French President Emmanuel Macron came under attack from the opposition on Thursday after describing his countrymen as "Gauls who are resistant to change" during a trip to Denmark.
The comments came during an exchange with French expatriates in the Scandinavian country, which Macron admires for its economic model that mixes a strong social security system with rules allowing companies to easily fire workers.
"Let's not be naive, what is possible is linked to a culture, to a people who are the product of their history," Macron said on Wednesday.
"These Lutheran (Protestant) people, who have experienced transformations in recent years, are not like the Gauls who are resistant to change," he said, using a term for the ancient tribes that roamed France more than 2000 years ago.
The remark echoed previous comments by Macron saying the French "hate reforms" and that the country is "unreformable".
He prefers instead to talk about a "transformation" under his leadership.
The 40-year-old former investment banker is trying to push through his own version of Denmark's "flexi-curity" -- flexibility and security -- by loosening French labour law and reforming the social security system.
But the opposition back home seized on the remarks.
"As usual, he scorns the French while overseas.
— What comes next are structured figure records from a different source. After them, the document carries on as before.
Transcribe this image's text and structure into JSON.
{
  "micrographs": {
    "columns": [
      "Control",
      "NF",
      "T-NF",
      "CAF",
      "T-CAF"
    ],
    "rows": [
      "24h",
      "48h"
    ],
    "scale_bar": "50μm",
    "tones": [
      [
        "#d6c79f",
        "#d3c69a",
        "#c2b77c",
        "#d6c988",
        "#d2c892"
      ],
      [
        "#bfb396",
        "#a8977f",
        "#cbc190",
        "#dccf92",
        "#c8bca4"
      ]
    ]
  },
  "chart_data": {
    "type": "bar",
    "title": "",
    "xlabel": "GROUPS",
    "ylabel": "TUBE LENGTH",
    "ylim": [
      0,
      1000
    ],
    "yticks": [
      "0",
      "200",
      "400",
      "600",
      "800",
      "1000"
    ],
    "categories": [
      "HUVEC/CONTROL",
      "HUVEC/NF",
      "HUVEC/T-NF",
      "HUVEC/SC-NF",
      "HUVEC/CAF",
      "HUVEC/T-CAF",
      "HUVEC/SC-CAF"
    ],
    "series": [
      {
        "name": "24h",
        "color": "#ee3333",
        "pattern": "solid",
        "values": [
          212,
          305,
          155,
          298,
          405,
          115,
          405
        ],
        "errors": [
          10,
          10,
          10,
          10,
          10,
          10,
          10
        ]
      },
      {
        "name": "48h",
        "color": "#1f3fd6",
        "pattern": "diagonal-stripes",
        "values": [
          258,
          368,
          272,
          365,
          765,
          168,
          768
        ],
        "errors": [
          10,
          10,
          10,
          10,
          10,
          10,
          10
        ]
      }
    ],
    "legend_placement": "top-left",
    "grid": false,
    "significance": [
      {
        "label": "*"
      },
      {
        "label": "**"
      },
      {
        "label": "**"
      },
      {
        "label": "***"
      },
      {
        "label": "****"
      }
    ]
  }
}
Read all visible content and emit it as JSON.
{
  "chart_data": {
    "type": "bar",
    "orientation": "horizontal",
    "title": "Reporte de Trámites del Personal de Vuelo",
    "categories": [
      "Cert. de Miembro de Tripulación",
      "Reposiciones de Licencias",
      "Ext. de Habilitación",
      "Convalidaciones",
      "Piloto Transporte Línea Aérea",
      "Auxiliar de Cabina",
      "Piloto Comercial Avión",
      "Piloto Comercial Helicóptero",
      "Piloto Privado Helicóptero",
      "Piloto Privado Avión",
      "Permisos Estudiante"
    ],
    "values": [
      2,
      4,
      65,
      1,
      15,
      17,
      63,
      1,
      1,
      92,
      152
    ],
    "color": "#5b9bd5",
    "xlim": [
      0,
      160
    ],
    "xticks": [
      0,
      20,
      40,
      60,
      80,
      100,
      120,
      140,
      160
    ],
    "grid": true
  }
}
The Gauls will take great pleasure in responding to his arrogance and contempt," said far-right leader Marine Le Pen.
Leftwing MP Alexis Corbiere from the France Unbowed party denounced Macron for his "staggeringly stupid remarks".
"Macron in Denmark is not only contemptuous of his own people but also very ignorant about the Gauls who were incredibly progressive," he added.
"It is unacceptable to hear the president stereotype and criticise the French people abroad," tweeted the head of the centre-right Republicans party, Laurent Wauquiez.
The president was quick to respond while in Finland where he is on the second leg of his Scandinavian trip.
"You need to step back from the controversy and social media," Macron told reporters, describing his remarks as "a light-hearted moment".
"I love France and the French people, make no mistake. I love it in all of its components," he added.
"It's not contemptuous to say things, the truth. We are not a country with a culture of consensus, of adjustments little by little," he said.
He also defended a decision to appoint French writer Philippe Besson as consul general for France in Los Angeles.
Besson, who has written some 20 novels, is a close personal friend of Macron and his wife Brigitte who penned an overwhelmingly positive book on how Macron captured the French presidency in May 2017.
"There is no cronyism in exchange for favours," Macron said, indicating he would "continue to open up all of the top state jobs to people with talent and strengths from all walks of life."
The criticism comes as problems mount for the centrist leader who swept to power promising to end decades of high unemployment and reform the European Union.
He suffered a major political scandal this summer when a senior security aide was filmed manhandling protesters, and his poll ratings have slumped to their lowest-ever levels.
On Tuesday, he suffered a major blow to his green credentials when his popular environment minister resigned live on radio, saying the government was doing too little and was influenced by "lobbies".
Some political opponents accused Macron of trying to create a diversion from these domestic problems, but political commentator Mathieu Chaigne from the consulting group BVA disagreed.
"Rather than trying to divert attention, I really think he is talking about his deepest conviction," he said.
"He wants a model of risk takers, which is colliding with the French system which seeks protection above all."